Fort Edmonton, despite the fact that it had been given that name by the Hudson’s Bay Company, was known among the Francophone fur traders as one of the Forts-des-Prairies1 [literally, the Forts of the Prairies]. A number of forts also bore this name in the West. at one time or another, including - Fort Carlton, Fort Pitt, Fort Ellice, Dogpound and Norway House.

The first missionaries who visited the Fort passed through on their way to the Pacific Ocean and the missions of Oregon where approximately 20 families of French-Canadian voyageurs had requested their presence.The two priests were Modeste Demers and François Blanchet sent from Québec, at the request of Bishop Provencher of the diocese of Saint-Boniface. As t hey stopped by the forts, they performed baptisms and marriages, as most marital unions up to that point were "country marriages." When the priest Jean-Baptiste Thibault came to Fort Edmonton in 1842, he noted the baptisms, marriages and burials in the Forts-des-Prairies register. The register was kept at Lac Ste. Anne, the home mission.

Edmonton, AB - St. Joachim Church [in Fort Edmonton], c1887. (OB574 - Oblate Collection at the PAA)The first permanent chapel was built inside Fort Edmonton in 1859, though there may have been a temporary one before. It was given the name Saint-Joachim, in honour of the husband of Saint Anne; and made a good catechism lesson for the Métis who frequented the Church. In 1876, the chapel was moved to the Groat Estates, on land donated by Malcolm Groat, where the present parish cemetery lies today. About 1862-63, Brother Constantine Scollen began teaching school in the Fort chapel, which effectively became the first school in Edmonton. After the move to the Groat Estates, the chapel was again moved to the present location of the parish church.

Despite the moving of the chapel, there was still a school at the Mission and, in 1883, Father Henri Grandin, the resident priest at the mission, asked the Faithful Companions of Jesus, a French teaching order, if they would come and open a school. The order accepted and ran a boarding school for girls and young women in the Edmonton area.

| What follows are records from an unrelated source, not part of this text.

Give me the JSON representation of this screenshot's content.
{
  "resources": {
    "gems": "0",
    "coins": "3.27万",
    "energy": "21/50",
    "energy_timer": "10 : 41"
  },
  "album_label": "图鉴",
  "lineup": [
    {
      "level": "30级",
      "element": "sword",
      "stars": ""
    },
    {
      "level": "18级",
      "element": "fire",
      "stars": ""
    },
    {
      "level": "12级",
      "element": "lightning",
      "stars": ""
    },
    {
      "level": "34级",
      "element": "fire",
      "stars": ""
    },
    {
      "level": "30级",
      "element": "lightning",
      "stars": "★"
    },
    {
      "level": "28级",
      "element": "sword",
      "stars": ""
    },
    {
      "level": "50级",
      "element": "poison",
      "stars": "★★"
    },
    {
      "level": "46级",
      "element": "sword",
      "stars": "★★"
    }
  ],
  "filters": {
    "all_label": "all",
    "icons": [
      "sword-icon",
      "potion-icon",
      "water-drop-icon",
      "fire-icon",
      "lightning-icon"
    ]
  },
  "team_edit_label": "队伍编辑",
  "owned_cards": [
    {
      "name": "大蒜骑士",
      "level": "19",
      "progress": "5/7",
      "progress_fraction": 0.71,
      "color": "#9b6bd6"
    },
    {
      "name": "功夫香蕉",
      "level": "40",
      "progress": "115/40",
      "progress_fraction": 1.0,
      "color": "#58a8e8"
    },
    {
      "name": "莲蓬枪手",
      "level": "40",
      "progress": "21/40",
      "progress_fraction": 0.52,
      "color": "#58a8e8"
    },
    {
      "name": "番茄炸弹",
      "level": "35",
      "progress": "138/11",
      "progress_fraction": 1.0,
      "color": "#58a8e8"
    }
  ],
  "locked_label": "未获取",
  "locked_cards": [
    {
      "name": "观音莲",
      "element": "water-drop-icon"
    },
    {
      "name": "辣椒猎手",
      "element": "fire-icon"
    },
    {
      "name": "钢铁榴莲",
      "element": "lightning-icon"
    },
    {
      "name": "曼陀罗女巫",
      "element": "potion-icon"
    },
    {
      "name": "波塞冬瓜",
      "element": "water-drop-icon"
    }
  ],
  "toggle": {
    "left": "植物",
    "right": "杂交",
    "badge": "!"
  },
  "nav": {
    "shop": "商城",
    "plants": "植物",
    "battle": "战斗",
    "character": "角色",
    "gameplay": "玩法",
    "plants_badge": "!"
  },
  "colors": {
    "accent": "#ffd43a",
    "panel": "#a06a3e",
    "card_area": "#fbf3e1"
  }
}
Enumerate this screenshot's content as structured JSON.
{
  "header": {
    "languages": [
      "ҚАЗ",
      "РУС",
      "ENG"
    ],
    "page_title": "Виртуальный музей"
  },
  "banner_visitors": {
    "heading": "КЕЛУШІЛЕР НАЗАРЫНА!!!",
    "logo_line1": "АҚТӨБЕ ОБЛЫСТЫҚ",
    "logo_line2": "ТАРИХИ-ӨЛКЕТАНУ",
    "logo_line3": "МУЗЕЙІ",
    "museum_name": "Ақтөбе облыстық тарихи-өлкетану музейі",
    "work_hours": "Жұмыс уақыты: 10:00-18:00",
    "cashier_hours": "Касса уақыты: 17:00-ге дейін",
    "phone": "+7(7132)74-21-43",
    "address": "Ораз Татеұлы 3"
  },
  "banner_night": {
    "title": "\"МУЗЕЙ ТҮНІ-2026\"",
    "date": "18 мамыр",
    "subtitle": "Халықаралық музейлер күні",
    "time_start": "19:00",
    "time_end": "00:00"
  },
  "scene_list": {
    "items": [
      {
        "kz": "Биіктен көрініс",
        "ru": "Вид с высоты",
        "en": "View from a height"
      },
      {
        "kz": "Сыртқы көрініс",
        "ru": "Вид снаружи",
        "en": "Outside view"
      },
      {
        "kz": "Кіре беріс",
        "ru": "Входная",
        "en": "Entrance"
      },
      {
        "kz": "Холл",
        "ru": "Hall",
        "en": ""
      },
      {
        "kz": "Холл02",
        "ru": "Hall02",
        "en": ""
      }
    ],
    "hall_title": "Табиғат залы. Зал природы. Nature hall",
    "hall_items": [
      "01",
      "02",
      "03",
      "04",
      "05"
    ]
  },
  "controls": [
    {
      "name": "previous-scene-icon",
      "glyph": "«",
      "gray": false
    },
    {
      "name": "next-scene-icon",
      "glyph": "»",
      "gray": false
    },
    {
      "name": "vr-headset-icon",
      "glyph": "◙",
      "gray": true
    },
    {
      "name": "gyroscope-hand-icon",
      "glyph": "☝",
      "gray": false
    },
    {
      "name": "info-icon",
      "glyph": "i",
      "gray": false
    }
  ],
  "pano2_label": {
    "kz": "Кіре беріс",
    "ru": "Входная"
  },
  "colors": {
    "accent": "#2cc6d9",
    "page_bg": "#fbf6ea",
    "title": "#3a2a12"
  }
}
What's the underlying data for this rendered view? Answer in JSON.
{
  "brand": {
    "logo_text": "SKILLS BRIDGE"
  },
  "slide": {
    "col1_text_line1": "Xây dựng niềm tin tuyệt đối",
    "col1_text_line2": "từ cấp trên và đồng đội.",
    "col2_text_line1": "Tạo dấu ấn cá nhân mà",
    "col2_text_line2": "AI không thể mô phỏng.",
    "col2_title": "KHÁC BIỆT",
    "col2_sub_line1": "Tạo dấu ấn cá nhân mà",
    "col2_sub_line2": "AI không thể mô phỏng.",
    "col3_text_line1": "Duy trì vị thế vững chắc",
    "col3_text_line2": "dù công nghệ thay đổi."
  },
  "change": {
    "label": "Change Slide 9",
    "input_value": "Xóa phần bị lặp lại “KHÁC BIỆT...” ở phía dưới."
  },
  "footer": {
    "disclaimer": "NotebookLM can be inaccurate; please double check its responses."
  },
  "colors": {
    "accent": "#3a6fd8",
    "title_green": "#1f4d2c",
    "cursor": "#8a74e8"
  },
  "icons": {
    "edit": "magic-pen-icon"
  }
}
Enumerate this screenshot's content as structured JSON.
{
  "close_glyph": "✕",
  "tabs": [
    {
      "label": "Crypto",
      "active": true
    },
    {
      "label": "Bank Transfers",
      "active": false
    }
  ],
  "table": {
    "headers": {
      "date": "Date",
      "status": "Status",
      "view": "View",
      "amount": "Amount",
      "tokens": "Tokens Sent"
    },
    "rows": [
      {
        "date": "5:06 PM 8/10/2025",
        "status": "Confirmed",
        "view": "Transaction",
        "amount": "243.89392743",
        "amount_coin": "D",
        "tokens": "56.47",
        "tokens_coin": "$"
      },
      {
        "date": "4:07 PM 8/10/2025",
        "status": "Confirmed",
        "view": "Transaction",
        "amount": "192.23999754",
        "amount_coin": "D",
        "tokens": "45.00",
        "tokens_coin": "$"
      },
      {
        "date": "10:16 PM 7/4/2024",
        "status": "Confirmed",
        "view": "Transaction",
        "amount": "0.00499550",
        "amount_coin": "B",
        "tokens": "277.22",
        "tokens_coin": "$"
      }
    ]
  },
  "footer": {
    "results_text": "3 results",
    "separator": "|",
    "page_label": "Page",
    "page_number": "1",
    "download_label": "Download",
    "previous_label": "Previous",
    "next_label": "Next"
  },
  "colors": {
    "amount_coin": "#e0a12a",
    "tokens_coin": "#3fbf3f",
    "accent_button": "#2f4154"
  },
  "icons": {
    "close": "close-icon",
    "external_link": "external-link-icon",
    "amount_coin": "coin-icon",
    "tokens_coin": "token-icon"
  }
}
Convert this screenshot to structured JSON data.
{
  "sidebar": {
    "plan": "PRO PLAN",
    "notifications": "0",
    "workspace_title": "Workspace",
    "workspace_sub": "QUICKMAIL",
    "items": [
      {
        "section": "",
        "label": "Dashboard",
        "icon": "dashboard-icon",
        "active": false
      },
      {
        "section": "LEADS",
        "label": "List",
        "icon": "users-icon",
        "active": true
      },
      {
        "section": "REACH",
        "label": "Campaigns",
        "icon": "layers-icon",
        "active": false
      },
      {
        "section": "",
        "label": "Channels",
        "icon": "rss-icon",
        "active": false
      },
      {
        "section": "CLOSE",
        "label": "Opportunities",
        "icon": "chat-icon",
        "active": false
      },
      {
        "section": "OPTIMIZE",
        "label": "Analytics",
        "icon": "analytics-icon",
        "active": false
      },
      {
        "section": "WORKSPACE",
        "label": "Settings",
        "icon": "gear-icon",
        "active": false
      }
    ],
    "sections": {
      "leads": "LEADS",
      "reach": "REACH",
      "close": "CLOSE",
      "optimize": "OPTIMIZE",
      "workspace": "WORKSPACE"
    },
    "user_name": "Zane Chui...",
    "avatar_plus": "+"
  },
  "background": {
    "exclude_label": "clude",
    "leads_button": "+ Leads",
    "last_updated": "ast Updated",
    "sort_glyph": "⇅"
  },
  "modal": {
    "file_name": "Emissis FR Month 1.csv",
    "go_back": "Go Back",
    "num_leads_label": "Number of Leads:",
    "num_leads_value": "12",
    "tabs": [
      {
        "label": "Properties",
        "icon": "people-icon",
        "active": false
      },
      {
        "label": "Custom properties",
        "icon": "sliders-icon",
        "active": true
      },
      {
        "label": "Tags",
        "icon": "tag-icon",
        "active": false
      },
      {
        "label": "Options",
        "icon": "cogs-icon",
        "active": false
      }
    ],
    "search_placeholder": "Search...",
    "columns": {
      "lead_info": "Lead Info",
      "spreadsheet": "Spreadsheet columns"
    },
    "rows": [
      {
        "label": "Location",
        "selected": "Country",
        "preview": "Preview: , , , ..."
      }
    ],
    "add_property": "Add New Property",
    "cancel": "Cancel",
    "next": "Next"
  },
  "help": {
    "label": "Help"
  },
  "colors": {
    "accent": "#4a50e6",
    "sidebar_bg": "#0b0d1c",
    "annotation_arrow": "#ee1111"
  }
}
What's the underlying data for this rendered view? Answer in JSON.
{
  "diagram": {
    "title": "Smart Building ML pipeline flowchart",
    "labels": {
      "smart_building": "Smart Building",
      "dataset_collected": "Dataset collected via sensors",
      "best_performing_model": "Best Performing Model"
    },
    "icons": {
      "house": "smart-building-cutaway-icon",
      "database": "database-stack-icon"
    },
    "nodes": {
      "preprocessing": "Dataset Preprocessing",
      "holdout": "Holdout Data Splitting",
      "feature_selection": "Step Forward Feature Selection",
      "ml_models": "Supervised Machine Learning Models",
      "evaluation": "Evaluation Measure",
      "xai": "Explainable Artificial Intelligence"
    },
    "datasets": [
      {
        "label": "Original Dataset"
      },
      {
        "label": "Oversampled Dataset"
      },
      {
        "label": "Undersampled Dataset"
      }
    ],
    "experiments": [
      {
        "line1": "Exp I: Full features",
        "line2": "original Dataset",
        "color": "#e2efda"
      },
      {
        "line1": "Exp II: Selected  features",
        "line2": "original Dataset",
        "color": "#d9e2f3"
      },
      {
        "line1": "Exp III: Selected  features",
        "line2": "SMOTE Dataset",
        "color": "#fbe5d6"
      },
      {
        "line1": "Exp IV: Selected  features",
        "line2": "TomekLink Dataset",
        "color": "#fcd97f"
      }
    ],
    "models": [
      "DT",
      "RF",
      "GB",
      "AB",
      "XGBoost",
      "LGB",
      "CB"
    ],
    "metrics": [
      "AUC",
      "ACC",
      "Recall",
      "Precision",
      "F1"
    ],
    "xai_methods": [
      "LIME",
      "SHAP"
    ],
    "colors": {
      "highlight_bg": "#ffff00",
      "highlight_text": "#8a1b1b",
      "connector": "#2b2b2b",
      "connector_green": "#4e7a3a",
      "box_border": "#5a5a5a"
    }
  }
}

1. Bishop Norbert Provencher, in a letter to Monseigneur J. Signay, bishop of Québec, July 8, 1839, writes of the “fort des Prairies” where M. Rowand is the “bourgeois”, which was of course, Fort Edmonton. “Lettres de Monseigneur Joseph-Norbert Provencher, Premier Évêque de Saint-Boniface, Bulletin de la Société historique de Saint-Boniface, vol III, 1913.